One of the joys of doing research for novels is finding out tidbits of history about a city in which I grew up. While researching for my novel on 1770s New Spain, I learned that Mexico City had been called “The City of Palaces.” The reason was Carlos III of Spain.
For nearly 200 years, Spain had profited mightily from its gold and silver mines. By the 1600s, however, their fabulous wealth had been spent on European wars that lasted for years. Spain had gone into decline. The arrival of the French Bourbon monarchs on the Spanish throne in 1700, thanks to the intervention of French King Louis XIV, brought a resurgence of efficiency and prosperity to Spain and, by extension, its colonial empire.
The greatest influence came from Carlos III, an unprepossessing monarch, who instituted reforms throughout his empire. José de Gálvez became his eyes and ears in the New World. Using the reports from Gálvez, Carlos III lowered taxes, improved local governments, and opened much of the empire to internal trade.
He also encouraged investments in silver mines and helped improve the silver mining techniques. The old ‘patio process’ where mercury was ground into the silver ore by having natives or mules stamp the mercury into the ore, was improved and made more effective. New mines were discovered or reopened. Miners became incredibly wealthy and the already rich merchants were pleased to have their daughters marry the nouveau arrive miners.
Palaces. Everyone wanted a palace. The wealthy wanted to show off their wealth and what better way to do it than to build a palace or two? With encouragement from the Spanish crown, the wealthy upper classes invested in a building boom that lasted from the 1750s to the 1780s. Mexico City earned the nickname “The City of Palaces.”
Most of the major downtown streets in Mexico City, as well as suburbs like Coyoacan where we lived, and cities like Monterrey, Guadalajara, and Oaxaca have cheek-by-jowl palaces.
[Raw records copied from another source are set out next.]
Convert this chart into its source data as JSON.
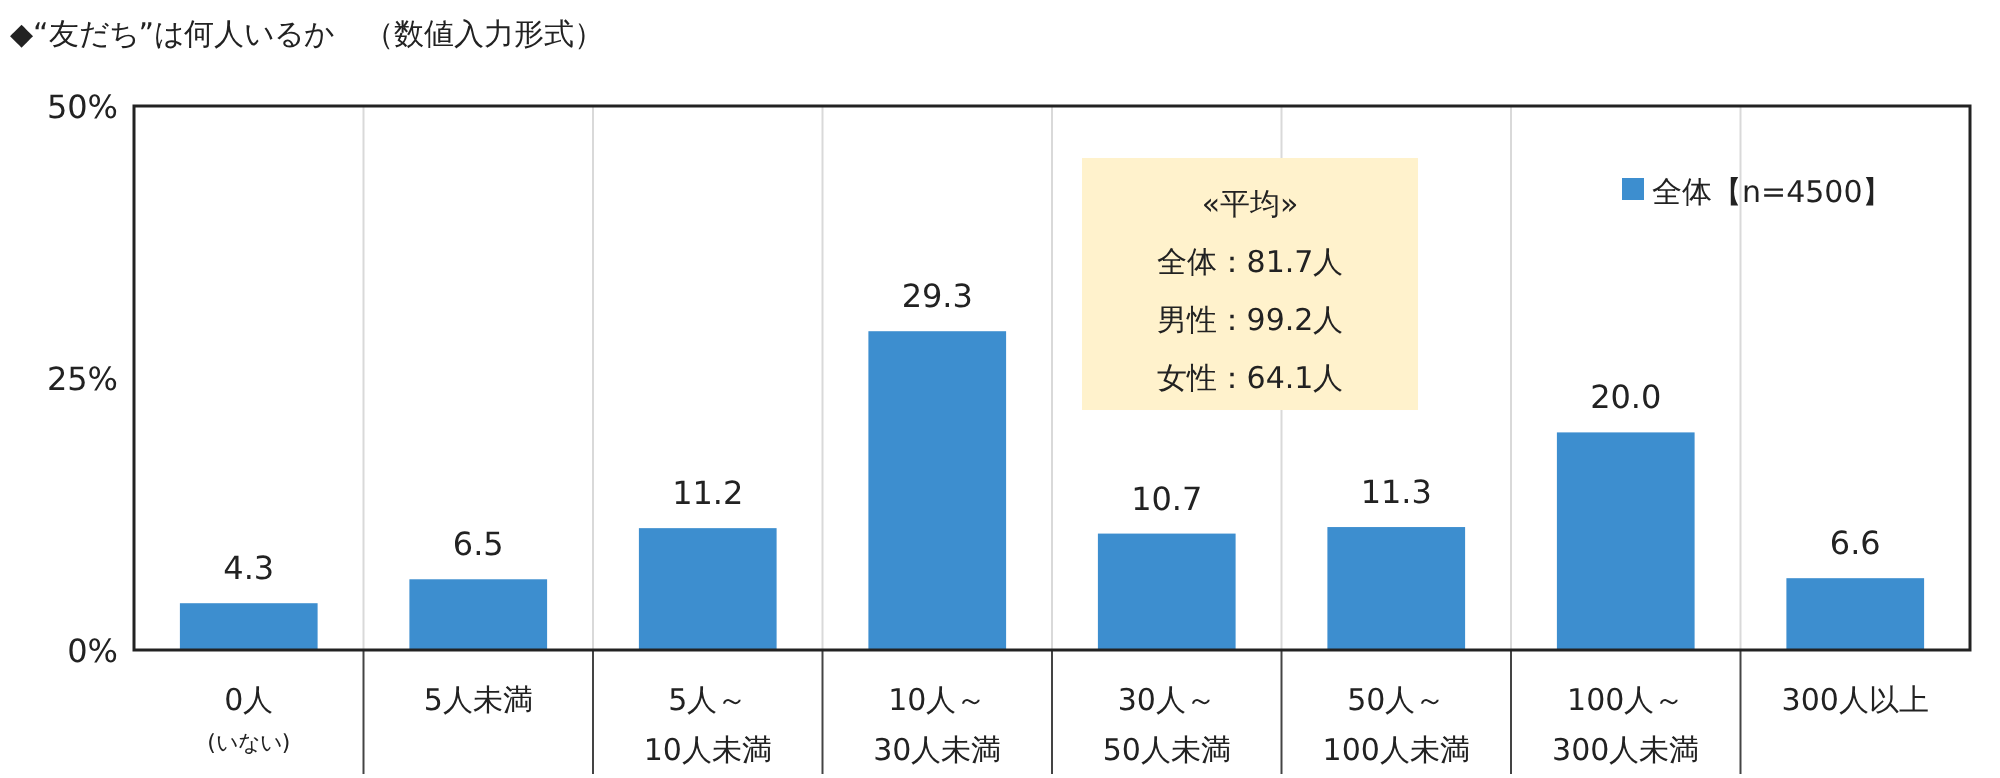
{
  "chart_data": {
    "type": "bar",
    "title": "◆“友だち”は何人いるか　（数値入力形式）",
    "categories": [
      "0人\n(いない)",
      "5人未満",
      "5人～\n10人未満",
      "10人～\n30人未満",
      "30人～\n50人未満",
      "50人～\n100人未満",
      "100人～\n300人未満",
      "300人以上"
    ],
    "series": [
      {
        "name": "全体【n=4500】",
        "color": "#3d8ecf",
        "values": [
          4.3,
          6.5,
          11.2,
          29.3,
          10.7,
          11.3,
          20.0,
          6.6
        ],
        "value_labels": [
          "4.3",
          "6.5",
          "11.2",
          "29.3",
          "10.7",
          "11.3",
          "20.0",
          "6.6"
        ]
      }
    ],
    "ylim": [
      0,
      50
    ],
    "yticks": [
      {
        "value": 0,
        "label": "0%"
      },
      {
        "value": 25,
        "label": "25%"
      },
      {
        "value": 50,
        "label": "50%"
      }
    ],
    "grid": "x",
    "legend": "top right",
    "annotations": [
      "«平均»",
      "全体：81.7人",
      "男性：99.2人",
      "女性：64.1人"
    ]
  }
}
While I was researching in northern Mexico, I stayed at a hotel with an immense central patio surrounded by two-story arched colonnades. When I checked the date of its construction, sure enough, 1780, a result of that building boom.
The Palace at Chapultepec was built during this period. Viceroy Bernardo de Gálvez was accused of wanting it for a fortress so that he could create a New World empire for himself. He didn’t, of course. One widow brought bright blue tiles from Puebla to decorate her palace. She called it the Casa de Azulejos or House of Tiles. Today it is known as Sanborn’s.
The churches also benefited. Churches and cathedrals that had been under construction for years at long last had “contributions” from their parishioners to finish them. The Cathedral in Mexico City as well as those in Monterrey and other cities were completed with ornate gold and silver decorations.
As you walk through the streets of most of Mexico’s big cities today, you will find palaces. Most have been converted into government buildings, banks, museums, or hotels. Expensive though they are to keep up, and even more expensive to modernize with air conditioning and bathroom facilities, they are still a sign of status and wealth. And they are still fascinating.
Thank goodness, Mexico is not prone to tearing down its historic buildings.